In
Afghanistan, 900-foot Sleeping Buddha eludes archaeologists
But researchers are finding and preserving other ancient riches.
By Mark Sappenfield | Staff writer of The Christian Science Monitor
BAMIYAN, AFGHANISTAN
After the Taliban fell, France sent Zemaryalai Tarzi to this Afghan
valley on a quest bordering on the mythological. His goal: to
find Sleeping Buddha, the reclining sculpture that, at 900 feet
long, would be nearly 10 times the size of the Buddhas destroyed
by the Taliban in 2001.
He
brought the ultimate treasure map the journal of a 7th-
century Chinese pilgrim who recorded every major monument in painstaking
detail.
But
six years later, there's no Sleeping Buddha. When it comes to
this prize, the journal is frustratingly vague. And, Dr. Tarzi
freely acknowledges, he has been otherwise occupied as he and
other archaeologists have found, preserved, and worked to understand
Afghanistan's other ancient riches, starting right here in Bamiyan.
What
he has found are the remnants of the culture that built the Buddhas
one of the most lavish and powerful kingdoms of ancient
Central Asia.
Recently
Tarzi's colleague, archaeologist Mickaël Rakotozonia, stood
in a steady drizzle, surrounded by mud-brick houses, and gestured
to two ancient towers almost lost amid the jigsaw of earthen walls
here.
Between
these two towers, he speculated, might have been a gate into the
Kingdom City of Bamiyan, home to the creators of the two stone
Buddhas carved from a nearby cliff some 1,500 years ago and destroyed
by the Taliban.
But
the Buddhas are only the most obvious example of this country's
ancient riches.
"My
new discoveries have put old discoveries in the background,"
says Tarzi.
He
and Mr. Rakotozonia will continue searching for the Buddhist's
Kingdom City this summer and autumn and the team will perhaps
also begin excavating test pits near Shar-e Gholghola, the citadel
capital of the Ghorid Empire, which followed the Buddhists.
The
white hill city, encrusted with the ruins of centuries past, was
destroyed in the 13th century when Genghis Khan conquered Bamiyan.

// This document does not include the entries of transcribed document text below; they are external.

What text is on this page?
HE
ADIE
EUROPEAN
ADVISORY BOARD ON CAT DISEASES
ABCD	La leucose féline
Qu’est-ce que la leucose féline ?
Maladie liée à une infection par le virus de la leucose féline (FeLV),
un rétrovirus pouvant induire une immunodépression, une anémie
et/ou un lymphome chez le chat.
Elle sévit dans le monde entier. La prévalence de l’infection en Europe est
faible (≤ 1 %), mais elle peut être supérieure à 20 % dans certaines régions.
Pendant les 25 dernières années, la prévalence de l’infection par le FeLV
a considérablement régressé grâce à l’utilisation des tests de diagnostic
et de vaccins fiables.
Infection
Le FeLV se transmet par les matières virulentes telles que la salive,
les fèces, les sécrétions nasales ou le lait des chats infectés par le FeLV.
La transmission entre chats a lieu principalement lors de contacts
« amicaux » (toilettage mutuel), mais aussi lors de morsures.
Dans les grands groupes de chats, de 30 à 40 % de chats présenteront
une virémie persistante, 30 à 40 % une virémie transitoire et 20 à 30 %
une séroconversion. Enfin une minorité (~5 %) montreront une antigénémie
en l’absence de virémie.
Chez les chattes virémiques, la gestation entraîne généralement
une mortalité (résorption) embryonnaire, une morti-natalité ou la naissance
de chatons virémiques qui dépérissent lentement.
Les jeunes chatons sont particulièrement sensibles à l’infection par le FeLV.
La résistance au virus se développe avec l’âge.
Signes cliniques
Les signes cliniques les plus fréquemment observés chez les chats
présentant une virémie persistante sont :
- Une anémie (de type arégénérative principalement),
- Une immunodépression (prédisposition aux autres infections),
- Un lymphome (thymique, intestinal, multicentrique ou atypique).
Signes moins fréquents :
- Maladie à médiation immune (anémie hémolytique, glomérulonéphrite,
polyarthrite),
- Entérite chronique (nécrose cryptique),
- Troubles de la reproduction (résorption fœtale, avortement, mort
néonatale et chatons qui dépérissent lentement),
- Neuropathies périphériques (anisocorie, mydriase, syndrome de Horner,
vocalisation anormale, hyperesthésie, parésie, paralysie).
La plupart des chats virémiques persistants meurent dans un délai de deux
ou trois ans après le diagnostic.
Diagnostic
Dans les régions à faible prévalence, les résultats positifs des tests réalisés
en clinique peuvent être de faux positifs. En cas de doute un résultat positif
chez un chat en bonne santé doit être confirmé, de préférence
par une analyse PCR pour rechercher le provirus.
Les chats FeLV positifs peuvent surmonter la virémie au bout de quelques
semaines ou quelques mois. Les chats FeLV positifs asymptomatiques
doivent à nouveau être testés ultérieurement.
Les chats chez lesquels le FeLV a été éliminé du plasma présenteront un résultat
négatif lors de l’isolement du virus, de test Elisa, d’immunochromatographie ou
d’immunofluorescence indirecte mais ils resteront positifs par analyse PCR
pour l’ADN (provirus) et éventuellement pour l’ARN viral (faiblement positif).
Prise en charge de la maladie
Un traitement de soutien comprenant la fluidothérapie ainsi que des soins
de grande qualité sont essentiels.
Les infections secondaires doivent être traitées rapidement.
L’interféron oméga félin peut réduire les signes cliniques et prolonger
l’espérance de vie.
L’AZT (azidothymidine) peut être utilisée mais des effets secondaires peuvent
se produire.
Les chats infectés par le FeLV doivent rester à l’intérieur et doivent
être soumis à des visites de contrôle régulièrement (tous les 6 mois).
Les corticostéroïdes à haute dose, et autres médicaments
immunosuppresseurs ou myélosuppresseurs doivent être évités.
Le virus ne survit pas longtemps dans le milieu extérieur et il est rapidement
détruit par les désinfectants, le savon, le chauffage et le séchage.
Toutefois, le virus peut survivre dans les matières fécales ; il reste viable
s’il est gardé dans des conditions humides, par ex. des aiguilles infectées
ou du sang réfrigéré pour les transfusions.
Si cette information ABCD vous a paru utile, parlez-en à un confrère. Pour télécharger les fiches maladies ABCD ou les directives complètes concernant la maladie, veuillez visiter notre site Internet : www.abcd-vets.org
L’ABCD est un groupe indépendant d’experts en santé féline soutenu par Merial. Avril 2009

According to legend, he was so furious that his son was killed
in the siege that he killed even the mice of the city, leading
to the name Shar-e Gholghola, which means the City of Screams.
To
the north, archaeologists are excavating the city of Balkh, supposed
birthplace of the prophet Zoroaster and location of Alexander's
marriage to Roxana in 327 BC.
But
archaeology in Afghanistan makes for some peculiar working conditions.

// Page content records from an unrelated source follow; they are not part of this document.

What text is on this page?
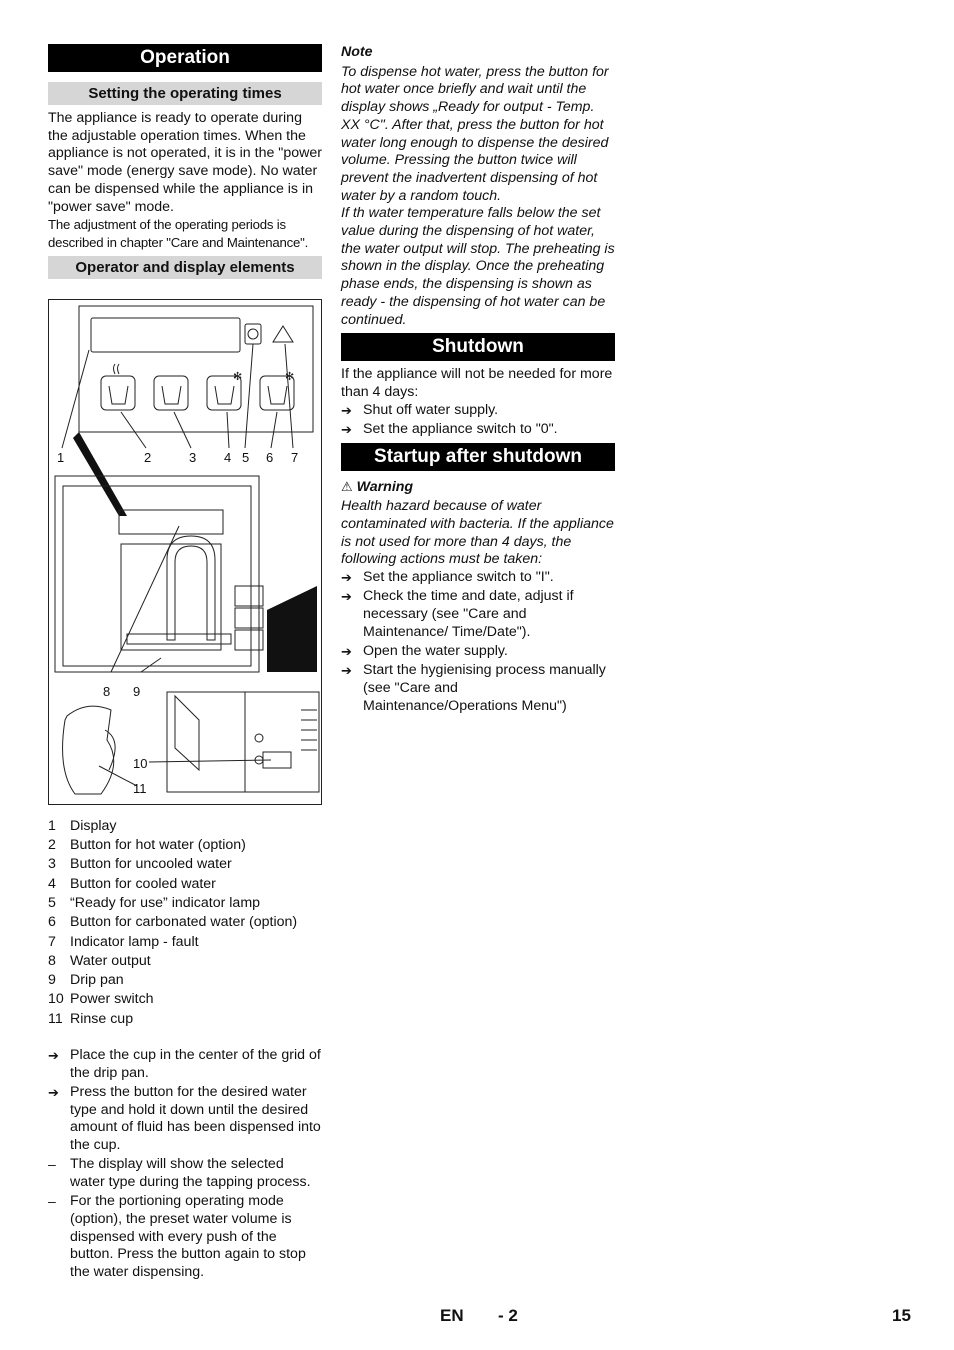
Operation
Setting the operating times

The appliance is ready to operate during the adjustable operation times. When the appliance is not operated, it is in the "power save" mode (energy save mode). No water can be dispensed while the appliance is in "power save" mode.

The adjustment of the operating periods is described in chapter "Care and Maintenance".

Operator and display elements
✻	✻
1	2	3 4 5 6 7
8 9
10
11
1 Display
2 Button for hot water (option)
3 Button for uncooled water
4 Button for cooled water
5 “Ready for use” indicator lamp
6 Button for carbonated water (option)
7 Indicator lamp - fault
8 Water output
9 Drip pan
10 Power switch
11 Rinse cup
➔ Place the cup in the center of the grid of the drip pan.
➔ Press the button for the desired water type and hold it down until the desired amount of fluid has been dispensed into the cup.
–	The display will show the selected water type during the tapping process.
–	For the portioning operating mode (option), the preset water volume is dispensed with every push of the button. Press the button again to stop the water dispensing.

Note

To dispense hot water, press the button for hot water once briefly and wait until the display shows „Ready for output - Temp. XX °C". After that, press the button for hot water long enough to dispense the desired volume. Pressing the button twice will prevent the inadvertent dispensing of hot water by a random touch.

If th water temperature falls below the set value during the dispensing of hot water, the water output will stop. The preheating is shown in the display. Once the preheating phase ends, the dispensing is shown as ready - the dispensing of hot water can be continued.

Shutdown

If the appliance will not be needed for more than 4 days:

➔ Shut off water supply.
➔ Set the appliance switch to "0".
Startup after shutdown

⚠ Warning

Health hazard because of water contaminated with bacteria. If the appliance is not used for more than 4 days, the following actions must be taken:

➔ Set the appliance switch to "I".
➔ Check the time and date, adjust if necessary (see "Care and Maintenance/ Time/Date").
➔ Open the water supply.
➔ Start the hygienising process manually (see "Care and Maintenance/Operations Menu")
EN - 2	15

There are still mines on Shar-e Gholghola from 20 years of war.
The same is true of the Red City, a three-tiered, 3rd century
BC palace complex hewn from red stone and clinging to a cliff
1,500 feet above the floor of the Bamiyan Valley.
Sayed
Nasir Modaber of Bamiyan's Department of Monuments says demining
projects should begin this month.
Also
conspiring against them is open warfare in much of the country
and perhaps worse a decades-old network of smuggling
that is systematically looting the relics of Afghanistan's past,
sometimes to finance warlords and insurgents.
"If
we add up the values of numerous objects looted and illegally
sold these past two decades, it amounts to several billion dollars
worth of art objects belonging and constituting Afghanistan's
wealth and national heritage," said Abdul Wasey Feroozi of
Afghanistan's Institute of Archaeology at a 2004 seminar.
More
unusual, still, is the practice of refilling every site with dirt
after an excavation is finished.
Indeed,
when Rakotozonia stood beneath the two ancient towers of what
could be the Kingdom City, there was no hint that he stood on
last year's work.
He
helped excavate this patch of ground last year, finding what appeared
to be a warehouse for the Buddhist kingdom that ruled this valley
from the 3rd to the 10th centuries AD. Now, it's as flat as a
courtyard.
It
is better than the alternative, though. Mir Zaka has become synonymous
with the perils facing Afghan archaeology. During the civil war
of the early 1990s, the treasure of the 5th century BC Greek fort
was sold to finance warlords.
Mohammad
Rasuli, director of the Institute of Archaeology in Kabul, remembers
visiting the site, disguised as a businessman, and seeing bags
of historical coins so heavy that two men needed to lift them.
Ornaments, statuary, and stamps were packed away in containers
and protected not only by men with machine guns, but also with
antiaircraft guns.
In
all, he estimates, some 4.5 tons of archaeological artifacts were
lost, some of them even popping up in local markets. But even
from such calamity, Mr. Rasuli draws optimism: "Afghanistan
has hope that we have lots of Mir Zakas."